There's also a slight bug in the implementation I believe, the interpolation should be done with snapped (fixed point) coordinates, however we do the interpolation setup with float coordinates. I'm not sure though this would help here, but at least in contrast to other interpolation issues this one wouldn't be all that difficult to fix. Another issue is that if you have some attributes with large gradients on a somewhat small triangle, you can get huge errors the further the triangle is away from the framebuffer origin. So, interpolation is definitely not perfect.

> depth test as such is as accurate as it could be. Doing interpolation with as much precision as possible is not all that easy due to properties of floating point arithmetic. In particular for the math the order of vertices matter. Reordering would be possible, though still does not guarantee the same results for fragments along a shared edge (unless the tri shares all vertices, that is it's really the same tri with reordered edges).

I agree.  It might be possible to do better (barycentric interpolation might help), but it is complicated to ensure we get exactly the same depth values in all circumstances, particularly because llvmpipe wants to strike a good balance of performance/accuracy.

OpenGL application developers should make use of glPolygonOffset to prevent depth-fighting in a portable way.

It is ok for me if you close this bug as WONTFIX, since I worked around the depth fighting and I agree that it is a hard problem to do this with high precision and speed at the same time.

OK!

I think I have run in the same problem. 
Here is a screenshot with a simple double-sided cube whose backface seems to be drawn incorrectly on the edge. https://api1-ams2.monosnap.com/static/0kwtTWiNWJrcIXex8BcxpgoWCkxHGx.png
So what is the best workaround for this if it won't be fixed?

(In reply to Kurzemnieks from comment #23)
> I think I have run in the same problem. 
> Here is a screenshot with a simple double-sided cube whose backface seems to
> be drawn incorrectly on the edge.
> https://api1-ams2.monosnap.com/static/0kwtTWiNWJrcIXex8BcxpgoWCkxHGx.png

Link is dead.

Maybe try using Buzilla's attachment feature -- might be good for future reference too.

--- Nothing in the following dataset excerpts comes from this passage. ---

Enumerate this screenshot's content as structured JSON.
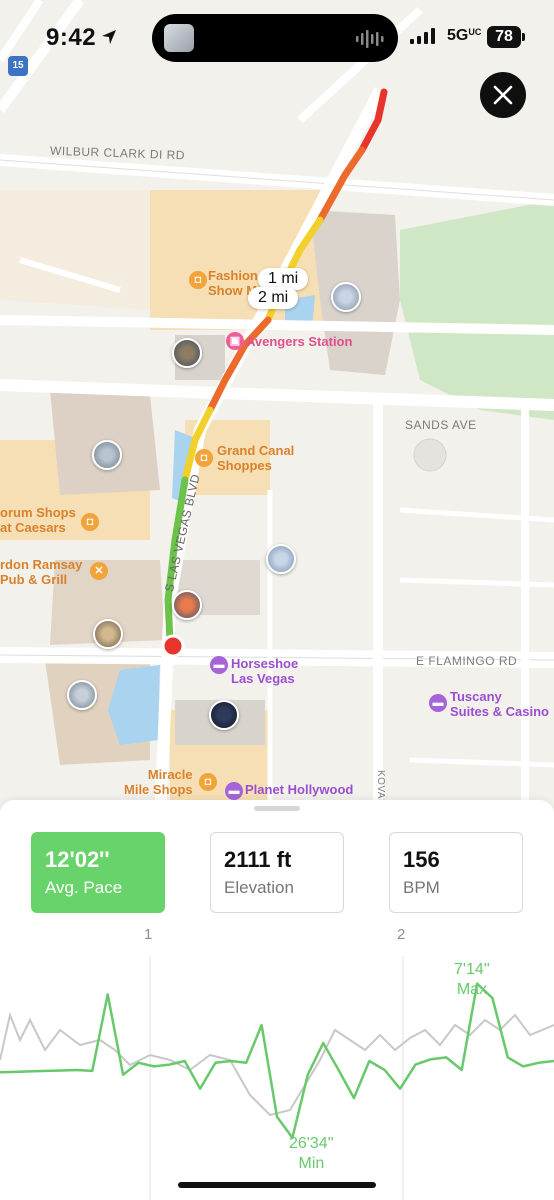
{
  "status_bar": {
    "time": "9:42",
    "network": "5G",
    "network_sub": "UC",
    "battery": "78"
  },
  "map": {
    "roads": {
      "wilbur_clark": "WILBUR CLARK DI RD",
      "sands_ave": "SANDS AVE",
      "las_vegas_blvd": "S LAS VEGAS BLVD",
      "flamingo": "E FLAMINGO RD",
      "koval": "KOVAL",
      "interstate": "15"
    },
    "pois": {
      "fashion_show_line1": "Fashion",
      "fashion_show_line2": "Show M",
      "avengers": "Avengers Station",
      "grand_canal_line1": "Grand Canal",
      "grand_canal_line2": "Shoppes",
      "forum_line1": "orum Shops",
      "forum_line2": "at Caesars",
      "ramsay_line1": "rdon Ramsay",
      "ramsay_line2": "Pub & Grill",
      "horseshoe_line1": "Horseshoe",
      "horseshoe_line2": "Las Vegas",
      "tuscany_line1": "Tuscany",
      "tuscany_line2": "Suites & Casino",
      "miracle_line1": "Miracle",
      "miracle_line2": "Mile Shops",
      "planet_hollywood": "Planet Hollywood"
    },
    "mile_markers": [
      "1 mi",
      "2 mi"
    ],
    "route_colors": {
      "fast": "#6cc24a",
      "medium": "#f2d02c",
      "slow": "#ec6a2c",
      "slowest": "#e8352c"
    }
  },
  "metrics": [
    {
      "value": "12'02''",
      "label": "Avg. Pace",
      "active": true
    },
    {
      "value": "2111 ft",
      "label": "Elevation",
      "active": false
    },
    {
      "value": "156",
      "label": "BPM",
      "active": false
    }
  ],
  "chart": {
    "mile_ticks": [
      "1",
      "2"
    ],
    "max_value": "7'14''",
    "max_label": "Max",
    "min_value": "26'34''",
    "min_label": "Min",
    "series_color": "#67c96b",
    "secondary_color": "#c8c8c8"
  },
  "chart_data": {
    "type": "line",
    "title": "",
    "series": [
      {
        "values": [
          12.5,
          12.4,
          12.3,
          12.2,
          12.1,
          12.0,
          12.2,
          7.8,
          13.0,
          11.6,
          11.8,
          11.7,
          11.5,
          16.0,
          11.6,
          11.5,
          11.6,
          9.5,
          22.0,
          26.5,
          13.0,
          10.5,
          12.0,
          18.0,
          11.5,
          12.0,
          16.0,
          11.7,
          11.4,
          11.3,
          12.0,
          7.2,
          8.0,
          11.3,
          11.8,
          11.6,
          11.5
        ]
      }
    ],
    "annotations": [
      {
        "label": "Max",
        "value": "7'14''"
      },
      {
        "label": "Min",
        "value": "26'34''"
      }
    ]
  }
}
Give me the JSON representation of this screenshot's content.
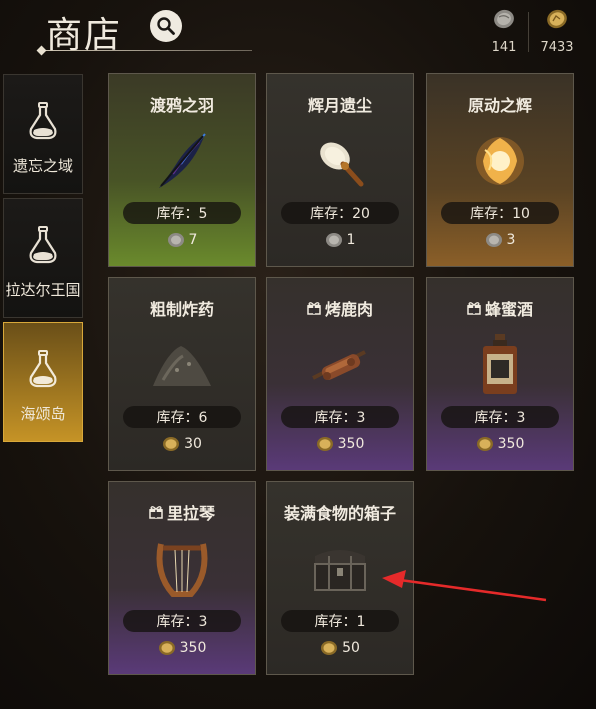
{
  "header": {
    "title": "商店",
    "currencies": [
      {
        "icon": "gray-stone-coin-icon",
        "amount": "141"
      },
      {
        "icon": "gold-coin-icon",
        "amount": "7433"
      }
    ]
  },
  "sidebar": {
    "tabs": [
      {
        "label": "遗忘之域",
        "active": false
      },
      {
        "label": "拉达尔王国",
        "active": false
      },
      {
        "label": "海颂岛",
        "active": true
      }
    ]
  },
  "shop": {
    "stock_label": "库存：",
    "items": [
      {
        "name": "渡鸦之羽",
        "stock": "库存：5",
        "price": "7",
        "currency": "stone",
        "gift": false,
        "rarity": "green",
        "icon": "raven-feather-icon"
      },
      {
        "name": "辉月遗尘",
        "stock": "库存：20",
        "price": "1",
        "currency": "stone",
        "gift": false,
        "rarity": "gray",
        "icon": "moon-dust-icon"
      },
      {
        "name": "原动之辉",
        "stock": "库存：10",
        "price": "3",
        "currency": "stone",
        "gift": false,
        "rarity": "orange",
        "icon": "prime-radiance-icon"
      },
      {
        "name": "粗制炸药",
        "stock": "库存：6",
        "price": "30",
        "currency": "gold",
        "gift": false,
        "rarity": "gray",
        "icon": "crude-explosive-icon"
      },
      {
        "name": "烤鹿肉",
        "stock": "库存：3",
        "price": "350",
        "currency": "gold",
        "gift": true,
        "rarity": "purple",
        "icon": "roast-venison-icon"
      },
      {
        "name": "蜂蜜酒",
        "stock": "库存：3",
        "price": "350",
        "currency": "gold",
        "gift": true,
        "rarity": "purple",
        "icon": "mead-bottle-icon"
      },
      {
        "name": "里拉琴",
        "stock": "库存：3",
        "price": "350",
        "currency": "gold",
        "gift": true,
        "rarity": "purple",
        "icon": "lyre-icon"
      },
      {
        "name": "装满食物的箱子",
        "stock": "库存：1",
        "price": "50",
        "currency": "gold",
        "gift": false,
        "rarity": "gray",
        "icon": "food-chest-icon"
      }
    ]
  },
  "annotation": {
    "icon": "red-arrow-icon",
    "color": "#e52a2a"
  }
}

> So what is the best workaround for this if it won't be fixed?

The "workaround" (although I'd merely call it "best practice") is to make adequate use of glPolygonOffset.

See for example http://www.zeuscmd.com/tutorials/opengl/15-PolygonOffset.php


In short the whole idea consists in: instead of assuming that two draw calls will produce _exactly_ the same depth values, give a tolerance so to accomodate small differences. glPolygonOffset allows to do that.